Yesterday was the first official day of AGI Geocommunity 2010 (second for those that attended the W3G unconference the day before).

A lot has happened in the UK Geospatial Industry since last year- when one of my highlights was Ed Parsons talking about the ludicrous situation of data ownership in the Ordnance Survey. Now, we have lots of free data to play with, and indeed one of the over-riding themes yesterday was how we use this data properly. The poor old Asborometer was highlighted not once but twice as an example of what we shouldn’t be doing.

Recession has clearly focussed people’s minds- there was a lot less worrying about “palaeo” and “neo” in the sessions I went to, and a lot more worrying about raising our game and increasing the profile of GIS across the public sector and in business. We all know how useful GIS is, and how it can improve efficiency and save costs, but we have to convince others of that fact too. We do, however, need to focus on solutions to problems rather than the technology itself.

Of the keynote speeches my personal favourite was from Andy Hudson-Smith of CASA, maker of Talesofthings and MapTube. Anyone who’s mantra is still “wouldn’t it be great if…” amongst all the doom and gloom and budget cuts is alright with me.

Steven Feldman’s paper on Cocktails on the Titanic presented open, free, and the cloud as the proverbial icebergs that traditional GIS vendors need to steer round or crash into. Personally I’d prefer a life-raft analogy, but it was good to hear open source and data being highlighted in this way.

Lunch time saw an informal get together of OSGeo:UK, developments around which are worthy of a blog post on their own asap!

Matthew Perrin of Envitia presented a great paper on the use of open source software and open standards at the Welsh Assembly Government.
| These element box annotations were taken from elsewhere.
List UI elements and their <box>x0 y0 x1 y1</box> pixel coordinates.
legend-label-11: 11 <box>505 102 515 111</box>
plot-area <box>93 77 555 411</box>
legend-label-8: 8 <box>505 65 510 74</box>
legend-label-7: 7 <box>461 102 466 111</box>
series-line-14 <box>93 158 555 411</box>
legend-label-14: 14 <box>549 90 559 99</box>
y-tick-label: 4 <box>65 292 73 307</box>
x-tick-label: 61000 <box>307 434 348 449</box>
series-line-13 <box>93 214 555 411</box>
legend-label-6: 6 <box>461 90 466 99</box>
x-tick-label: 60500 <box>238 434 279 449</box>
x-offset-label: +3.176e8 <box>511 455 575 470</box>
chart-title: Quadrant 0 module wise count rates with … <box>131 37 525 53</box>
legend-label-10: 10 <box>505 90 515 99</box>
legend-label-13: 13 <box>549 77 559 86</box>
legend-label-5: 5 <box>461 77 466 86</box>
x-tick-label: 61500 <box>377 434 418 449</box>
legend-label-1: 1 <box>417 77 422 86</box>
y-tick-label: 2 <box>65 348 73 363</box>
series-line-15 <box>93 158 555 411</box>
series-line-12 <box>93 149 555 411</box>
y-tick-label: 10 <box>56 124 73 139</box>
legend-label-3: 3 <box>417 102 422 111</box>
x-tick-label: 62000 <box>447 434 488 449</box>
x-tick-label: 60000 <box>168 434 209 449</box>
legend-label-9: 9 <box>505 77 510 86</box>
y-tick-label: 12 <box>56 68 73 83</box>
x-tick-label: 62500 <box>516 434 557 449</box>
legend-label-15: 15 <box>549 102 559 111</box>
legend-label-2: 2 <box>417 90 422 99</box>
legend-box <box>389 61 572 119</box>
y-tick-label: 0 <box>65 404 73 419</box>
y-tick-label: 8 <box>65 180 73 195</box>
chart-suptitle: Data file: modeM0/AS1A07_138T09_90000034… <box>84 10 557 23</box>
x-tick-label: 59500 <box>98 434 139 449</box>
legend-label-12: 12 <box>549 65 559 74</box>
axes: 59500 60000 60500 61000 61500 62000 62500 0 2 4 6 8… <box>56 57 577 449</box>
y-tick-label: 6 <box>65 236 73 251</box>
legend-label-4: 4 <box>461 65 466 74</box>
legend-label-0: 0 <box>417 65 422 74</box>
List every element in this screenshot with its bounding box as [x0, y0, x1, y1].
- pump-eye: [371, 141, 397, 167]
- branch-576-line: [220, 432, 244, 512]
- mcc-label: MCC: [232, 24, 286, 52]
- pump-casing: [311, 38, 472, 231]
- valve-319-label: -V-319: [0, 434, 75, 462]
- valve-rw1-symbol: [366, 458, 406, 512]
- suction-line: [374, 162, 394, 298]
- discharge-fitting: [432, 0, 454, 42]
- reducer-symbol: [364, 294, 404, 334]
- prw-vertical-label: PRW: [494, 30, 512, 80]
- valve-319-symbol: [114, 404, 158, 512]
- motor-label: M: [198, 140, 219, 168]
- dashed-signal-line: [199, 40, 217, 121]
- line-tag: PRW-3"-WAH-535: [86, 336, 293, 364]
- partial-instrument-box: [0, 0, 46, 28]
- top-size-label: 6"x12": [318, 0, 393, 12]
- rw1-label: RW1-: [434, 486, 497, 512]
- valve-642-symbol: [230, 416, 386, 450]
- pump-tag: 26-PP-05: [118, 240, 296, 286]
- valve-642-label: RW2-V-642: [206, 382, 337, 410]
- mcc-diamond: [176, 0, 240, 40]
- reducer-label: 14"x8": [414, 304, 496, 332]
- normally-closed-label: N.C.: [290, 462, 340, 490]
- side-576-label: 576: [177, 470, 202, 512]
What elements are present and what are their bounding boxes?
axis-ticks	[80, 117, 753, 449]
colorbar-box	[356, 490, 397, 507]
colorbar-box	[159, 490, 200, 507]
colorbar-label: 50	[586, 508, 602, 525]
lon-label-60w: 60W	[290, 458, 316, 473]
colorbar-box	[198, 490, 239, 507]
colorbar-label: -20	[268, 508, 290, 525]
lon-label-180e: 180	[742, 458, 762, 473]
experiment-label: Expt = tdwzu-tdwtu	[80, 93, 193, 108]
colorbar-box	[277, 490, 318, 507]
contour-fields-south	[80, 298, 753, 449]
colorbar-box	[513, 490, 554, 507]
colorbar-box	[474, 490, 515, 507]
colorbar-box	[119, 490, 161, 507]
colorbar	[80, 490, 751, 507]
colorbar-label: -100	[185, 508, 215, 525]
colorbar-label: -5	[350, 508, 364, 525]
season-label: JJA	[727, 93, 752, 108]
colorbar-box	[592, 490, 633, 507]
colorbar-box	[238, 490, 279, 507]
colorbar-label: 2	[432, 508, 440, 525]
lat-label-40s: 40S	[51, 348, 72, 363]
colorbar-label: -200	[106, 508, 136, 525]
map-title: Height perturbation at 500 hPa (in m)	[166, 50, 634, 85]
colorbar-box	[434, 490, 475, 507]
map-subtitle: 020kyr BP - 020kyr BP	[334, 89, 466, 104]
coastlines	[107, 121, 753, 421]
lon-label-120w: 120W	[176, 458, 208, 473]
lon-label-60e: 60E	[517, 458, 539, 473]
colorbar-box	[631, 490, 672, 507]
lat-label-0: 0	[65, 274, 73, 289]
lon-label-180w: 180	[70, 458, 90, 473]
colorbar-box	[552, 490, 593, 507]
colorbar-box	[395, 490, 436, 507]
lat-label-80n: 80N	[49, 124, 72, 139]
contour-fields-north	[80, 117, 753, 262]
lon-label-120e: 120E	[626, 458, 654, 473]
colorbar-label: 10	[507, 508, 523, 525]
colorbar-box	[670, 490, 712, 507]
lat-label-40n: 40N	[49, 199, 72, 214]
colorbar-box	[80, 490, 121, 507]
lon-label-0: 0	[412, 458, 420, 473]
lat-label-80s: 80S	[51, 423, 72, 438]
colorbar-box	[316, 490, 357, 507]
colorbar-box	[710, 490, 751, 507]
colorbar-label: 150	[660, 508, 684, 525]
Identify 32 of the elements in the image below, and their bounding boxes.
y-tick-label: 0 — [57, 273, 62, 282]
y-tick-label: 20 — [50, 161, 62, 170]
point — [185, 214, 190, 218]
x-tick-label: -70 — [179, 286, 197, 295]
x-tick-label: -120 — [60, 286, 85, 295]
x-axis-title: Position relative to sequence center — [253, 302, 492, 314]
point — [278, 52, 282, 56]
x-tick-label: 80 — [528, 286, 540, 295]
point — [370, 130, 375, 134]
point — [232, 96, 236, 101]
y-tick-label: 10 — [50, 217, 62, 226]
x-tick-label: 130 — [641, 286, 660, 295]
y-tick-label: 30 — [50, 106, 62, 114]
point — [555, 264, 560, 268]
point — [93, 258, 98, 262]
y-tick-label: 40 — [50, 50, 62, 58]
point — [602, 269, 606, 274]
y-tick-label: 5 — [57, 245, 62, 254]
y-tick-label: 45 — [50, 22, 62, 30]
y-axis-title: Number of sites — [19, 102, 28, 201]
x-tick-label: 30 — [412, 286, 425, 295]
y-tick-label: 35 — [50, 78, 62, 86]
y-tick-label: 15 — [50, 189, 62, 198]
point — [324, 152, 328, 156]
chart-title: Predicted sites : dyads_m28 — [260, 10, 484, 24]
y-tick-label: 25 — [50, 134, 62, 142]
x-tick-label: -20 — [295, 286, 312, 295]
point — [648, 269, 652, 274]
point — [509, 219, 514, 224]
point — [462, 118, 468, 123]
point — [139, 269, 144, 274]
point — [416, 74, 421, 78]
This is an example of open source and proprietary solutions working well together- it doesn’t have to be an all or nothing approach.

Gary Gale talked about silos of geodata being collected by, for example, foursquare, facebook and gowalla, in an entertaining talk about the four horsemen of the geocalypse. There are attempts to create global, open, databases of places- like Geonames, so perhaps what we now need to see is the big players rallying around these existing efforts rather than re-inventing the wheel…

I talked about the opportunities that have grown from the transition to open source at Oxford Archaeology- slides and my paper will appear on slideshare asap. The usual questions about “risk” and “costs” came up- so I think there’s room for a blog post on those points fairly soon too!

The last session I attended was a panel on the AGI’s Foresight study that I contributed to last year. The discussion did dwell a little on issues of open data and transparency- reinforcing my feeling that this is the key point people are concerned about this year.